Scott Naylor has underlined how much tougher it will be to win promotion from Betfred League 1 this year than when Oldham RLFC last did it in 2015.

Back then, in Naylor’s third year as head coach, they topped the table with 19 wins from 22 games and boasted the best defensive record in the division and the second best attacking stats.

Fast forward three years and the Roughyeds boss believes standards in the sport’s third tier have improved immeasurably.

“Even without Bradford Bulls it would be a lot tougher this time, but with Bradford in there as well it’s going to be tougher still,” said Naylor. “There’ll be a lot of games in which we’ve got to be at our best.”

One such toughie will be Sunday’s visit to the Vestacare Stadium (3pm) of rejuvenated York City Knights who, under the command of James Ford, have reached the last three play-off semi-finals.

Under new owners since December, 2016, they’ve made some relatively big signings during the winter off-season and, like Oldham, they’ve made no secret of their ambitions to climb out of League 1 this year.

On the day Roughyeds were kicking off the league campaign with their first win at Whitehaven in 17 years, the Knights put a shine on their armour by giving full-time Bradford a fright in a 22-20 home defeat in which the Bulls scraped home with a penalty goal from half-way after the final hooter had sounded.

A brilliant game, watched by a crowd of nearly 4,300, fuelled a belief in the Minster city that by signing former Super League men like the vastly-experienced Ben Cockayne and Graeme Horne, York can go all the way in 2018.

Roughyeds know they’ll be in a battle which will be every bit as tough and competitive as those at Rochdale, where they won the Law Cup in a pre-season humdinger, and at Whitehaven where they got their League 1 programme off to a brilliant start with a 14-0 triumph.

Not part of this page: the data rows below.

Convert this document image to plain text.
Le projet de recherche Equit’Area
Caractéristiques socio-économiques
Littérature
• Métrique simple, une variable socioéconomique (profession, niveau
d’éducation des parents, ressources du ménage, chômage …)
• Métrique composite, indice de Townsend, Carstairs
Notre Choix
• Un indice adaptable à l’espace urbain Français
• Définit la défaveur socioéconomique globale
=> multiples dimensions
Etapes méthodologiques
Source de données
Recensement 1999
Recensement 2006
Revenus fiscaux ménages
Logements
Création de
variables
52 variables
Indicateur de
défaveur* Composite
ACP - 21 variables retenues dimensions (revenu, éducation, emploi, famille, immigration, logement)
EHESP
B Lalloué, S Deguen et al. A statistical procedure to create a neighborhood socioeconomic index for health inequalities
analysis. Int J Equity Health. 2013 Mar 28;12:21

“We’ve played really well this season so far, but I firmly believe we’ve still got more to offer,” said Naylor, who has urged his side to turn the Vestacare Stadium into a fortress.

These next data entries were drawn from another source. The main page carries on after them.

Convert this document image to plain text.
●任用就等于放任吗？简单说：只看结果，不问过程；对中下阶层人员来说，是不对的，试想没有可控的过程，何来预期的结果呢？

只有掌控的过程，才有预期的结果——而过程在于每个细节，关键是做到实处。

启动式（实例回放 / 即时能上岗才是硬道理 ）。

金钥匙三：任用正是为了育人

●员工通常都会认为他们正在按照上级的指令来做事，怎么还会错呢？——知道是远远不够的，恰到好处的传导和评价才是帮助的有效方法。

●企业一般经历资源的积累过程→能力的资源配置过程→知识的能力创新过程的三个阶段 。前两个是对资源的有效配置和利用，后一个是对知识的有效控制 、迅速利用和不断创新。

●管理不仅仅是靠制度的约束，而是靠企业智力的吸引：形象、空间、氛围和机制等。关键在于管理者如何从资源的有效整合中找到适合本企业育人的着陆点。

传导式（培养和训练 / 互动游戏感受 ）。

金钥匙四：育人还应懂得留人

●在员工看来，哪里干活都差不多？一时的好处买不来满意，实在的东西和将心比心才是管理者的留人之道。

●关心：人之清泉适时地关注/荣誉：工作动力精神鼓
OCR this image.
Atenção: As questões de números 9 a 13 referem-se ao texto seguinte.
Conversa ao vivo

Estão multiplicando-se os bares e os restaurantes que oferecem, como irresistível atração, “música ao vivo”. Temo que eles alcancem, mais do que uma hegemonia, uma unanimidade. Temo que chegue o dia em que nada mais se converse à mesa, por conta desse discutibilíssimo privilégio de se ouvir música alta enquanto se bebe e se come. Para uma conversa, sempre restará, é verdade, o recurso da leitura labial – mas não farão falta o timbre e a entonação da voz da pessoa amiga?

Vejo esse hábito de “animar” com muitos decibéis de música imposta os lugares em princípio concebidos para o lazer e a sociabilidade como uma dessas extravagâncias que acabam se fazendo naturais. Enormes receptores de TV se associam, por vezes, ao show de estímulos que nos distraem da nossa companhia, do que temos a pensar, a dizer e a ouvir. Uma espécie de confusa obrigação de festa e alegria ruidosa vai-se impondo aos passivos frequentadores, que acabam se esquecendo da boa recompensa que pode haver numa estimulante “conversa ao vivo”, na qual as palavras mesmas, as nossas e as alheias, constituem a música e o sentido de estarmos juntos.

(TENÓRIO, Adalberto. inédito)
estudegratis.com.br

So far this season on that stadium’s new artificial pitch his boys have put more than 50 points on Keighley Cougars in  a pre-season encounter and more than 40 on the amateurs of Featherstone Lions in a Challenge Cup tie.

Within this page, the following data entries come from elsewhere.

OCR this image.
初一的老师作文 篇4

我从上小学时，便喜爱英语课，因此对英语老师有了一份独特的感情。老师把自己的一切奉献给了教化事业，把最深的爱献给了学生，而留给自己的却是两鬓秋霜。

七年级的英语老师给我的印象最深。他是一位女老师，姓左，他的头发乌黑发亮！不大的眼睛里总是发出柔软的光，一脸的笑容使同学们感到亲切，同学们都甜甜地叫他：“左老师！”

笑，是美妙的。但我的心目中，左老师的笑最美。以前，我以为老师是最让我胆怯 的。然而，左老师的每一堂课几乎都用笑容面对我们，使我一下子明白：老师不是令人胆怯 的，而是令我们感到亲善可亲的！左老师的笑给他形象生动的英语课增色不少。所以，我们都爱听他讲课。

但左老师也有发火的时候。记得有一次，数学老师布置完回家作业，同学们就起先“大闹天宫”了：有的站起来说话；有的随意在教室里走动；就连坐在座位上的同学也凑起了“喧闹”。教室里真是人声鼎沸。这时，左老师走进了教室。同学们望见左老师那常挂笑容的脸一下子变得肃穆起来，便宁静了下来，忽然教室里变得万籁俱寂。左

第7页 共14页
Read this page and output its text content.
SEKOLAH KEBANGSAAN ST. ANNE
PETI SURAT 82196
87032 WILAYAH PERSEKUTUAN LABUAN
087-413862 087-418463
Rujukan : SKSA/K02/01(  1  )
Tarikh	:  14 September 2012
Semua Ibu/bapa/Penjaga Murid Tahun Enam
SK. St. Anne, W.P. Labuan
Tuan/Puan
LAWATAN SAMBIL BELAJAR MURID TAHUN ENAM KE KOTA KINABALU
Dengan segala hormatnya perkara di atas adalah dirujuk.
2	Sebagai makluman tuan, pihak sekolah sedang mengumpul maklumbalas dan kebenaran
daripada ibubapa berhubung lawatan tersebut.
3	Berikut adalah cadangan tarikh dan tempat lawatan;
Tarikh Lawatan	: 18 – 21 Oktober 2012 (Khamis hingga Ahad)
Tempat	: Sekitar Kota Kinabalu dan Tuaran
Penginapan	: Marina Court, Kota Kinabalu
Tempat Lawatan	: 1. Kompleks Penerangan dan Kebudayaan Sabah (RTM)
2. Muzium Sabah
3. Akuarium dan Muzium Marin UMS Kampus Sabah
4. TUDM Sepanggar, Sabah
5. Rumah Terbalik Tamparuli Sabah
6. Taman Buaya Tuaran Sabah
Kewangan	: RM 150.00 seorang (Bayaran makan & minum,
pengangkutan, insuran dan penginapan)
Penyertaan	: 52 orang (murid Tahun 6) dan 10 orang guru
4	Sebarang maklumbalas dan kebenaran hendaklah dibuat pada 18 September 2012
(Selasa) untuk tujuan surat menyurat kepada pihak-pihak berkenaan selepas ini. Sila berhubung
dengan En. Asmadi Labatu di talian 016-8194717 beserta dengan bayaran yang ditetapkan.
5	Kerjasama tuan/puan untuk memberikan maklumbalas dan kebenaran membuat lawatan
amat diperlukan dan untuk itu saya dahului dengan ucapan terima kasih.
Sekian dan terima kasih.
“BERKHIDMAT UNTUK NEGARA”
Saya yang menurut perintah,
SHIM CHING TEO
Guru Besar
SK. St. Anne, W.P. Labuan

York will be a hugely different sort of challenge which will act as a barometer of the Roughyeds’ prospects for the season and their hopes of achieving their promotion goal.

Naylor will have tough decisions to make in selection, but with men like full-back Kyran Johnson, half-back David Hewitt and second-row pair Danny Langtree and Danny Bridge in scintillating form, he will be quietly confident that Roughyeds can keep the pot boiling.